To extend this to N-ary trees, you need some way to compare all combinations of children between nodeA and nodeB. i.e. You need to be able to find a 1-1 pairing between children of nodeA and children of nodeB where each pair returns true for visit(). If there is such a pairing, then visit(nodeA, nodeB) is true.

Ryan
[ May 18, 2005: Message edited by: Ryan McGuire ]

Stefan Wagner
Ranch Hand
Posts: 1923
@Stan:
Ryan explained what I meant and what was mentioned in the thread-opening.

btw.: my name is Stefan, though Stephan is somewhat similar

Stan James
(instanceof Sidekick)
Ranch Hand
Posts: 8791
Woops, sorry about the name. I scrolled back to look and must have changed the spelling in my head while scrolling back. And I really did miss the question. Rats.
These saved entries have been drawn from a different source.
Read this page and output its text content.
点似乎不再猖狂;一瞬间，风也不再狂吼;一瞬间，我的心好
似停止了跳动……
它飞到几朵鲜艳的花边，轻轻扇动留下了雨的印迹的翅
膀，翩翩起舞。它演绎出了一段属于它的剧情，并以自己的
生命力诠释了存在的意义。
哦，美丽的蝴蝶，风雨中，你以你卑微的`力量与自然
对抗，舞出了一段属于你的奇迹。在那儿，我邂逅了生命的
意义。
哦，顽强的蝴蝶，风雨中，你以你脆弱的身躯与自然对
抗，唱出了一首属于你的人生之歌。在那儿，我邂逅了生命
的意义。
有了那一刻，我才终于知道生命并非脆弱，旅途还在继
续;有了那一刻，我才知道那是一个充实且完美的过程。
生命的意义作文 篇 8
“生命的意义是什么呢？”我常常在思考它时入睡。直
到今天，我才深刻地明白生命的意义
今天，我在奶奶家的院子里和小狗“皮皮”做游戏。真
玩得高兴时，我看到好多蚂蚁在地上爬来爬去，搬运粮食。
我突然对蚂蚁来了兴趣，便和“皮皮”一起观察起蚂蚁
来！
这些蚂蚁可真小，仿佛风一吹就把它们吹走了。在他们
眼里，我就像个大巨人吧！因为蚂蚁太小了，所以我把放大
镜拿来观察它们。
My recursive method could be adapted to not care whether it goes right or left. I think it would have to use brute force to try every possible path through the tree. Comparing A's child-1 to B's child-1 might fail while comparing A's child-1 to B's child-2 would match.

I'm stumped on what the canonical description of the flow would look like to make the three samples given near the top work out. Maybe you could walk the tree once and annotate each node with the total number of children that can be reached from it, then convert them to text in that order?
[ May 19, 2005: Message edited by: Stan James ]

Stan James
(instanceof Sidekick)
Ranch Hand
Posts: 8791
Ok, build a list of paths to the leaves. The path is the number of children for each node along the way. The three trees in the sample at the top yield the same list:

3
3.2
3.2
3.2
3.2

Of course they add the entries in different orders. We have to sort them before comparing the lists. If you can have more than 9 children, pad the numbers with leading zeros to make the strings sort right.

Here's a node that makes such a list. It was a few minutes work; it puts a zero on the end for its own number of children (that's a feature for one-node trees) and doesn't put in the dots. I'll leave that to the reader along with sorting and comparing the two lists.

I used insertion-order-preserving linked lists and sets to facilitate unit testing. Some kind of sorting List for the results would be a nice feature. A sorting Set is right out becuse it doesn't allow duplicates.
[ May 19, 2005: Message edited by: Stan James ]

Byron Estes
Ranch Hand
Posts: 313
You could put the result in a hash table where the path signature/pattern is the key and the value is the number of times the path signature/pattern occured in the tree. This could be put into an class where you override the
the equals method to allow/encapsulate the comparison.

...or if you want to make it really fast you could build a master path pattern for the entire tree by sorting the path signatures by their occurence (primary) and then by their signature pattern itself (secondary). If you then built a string out of them in this order, you have what I think would be a decent key that you could then store in a database with your flows, images etc. Then you could evaluate a situation, build it's key and then use the power of the database to find various alternatives.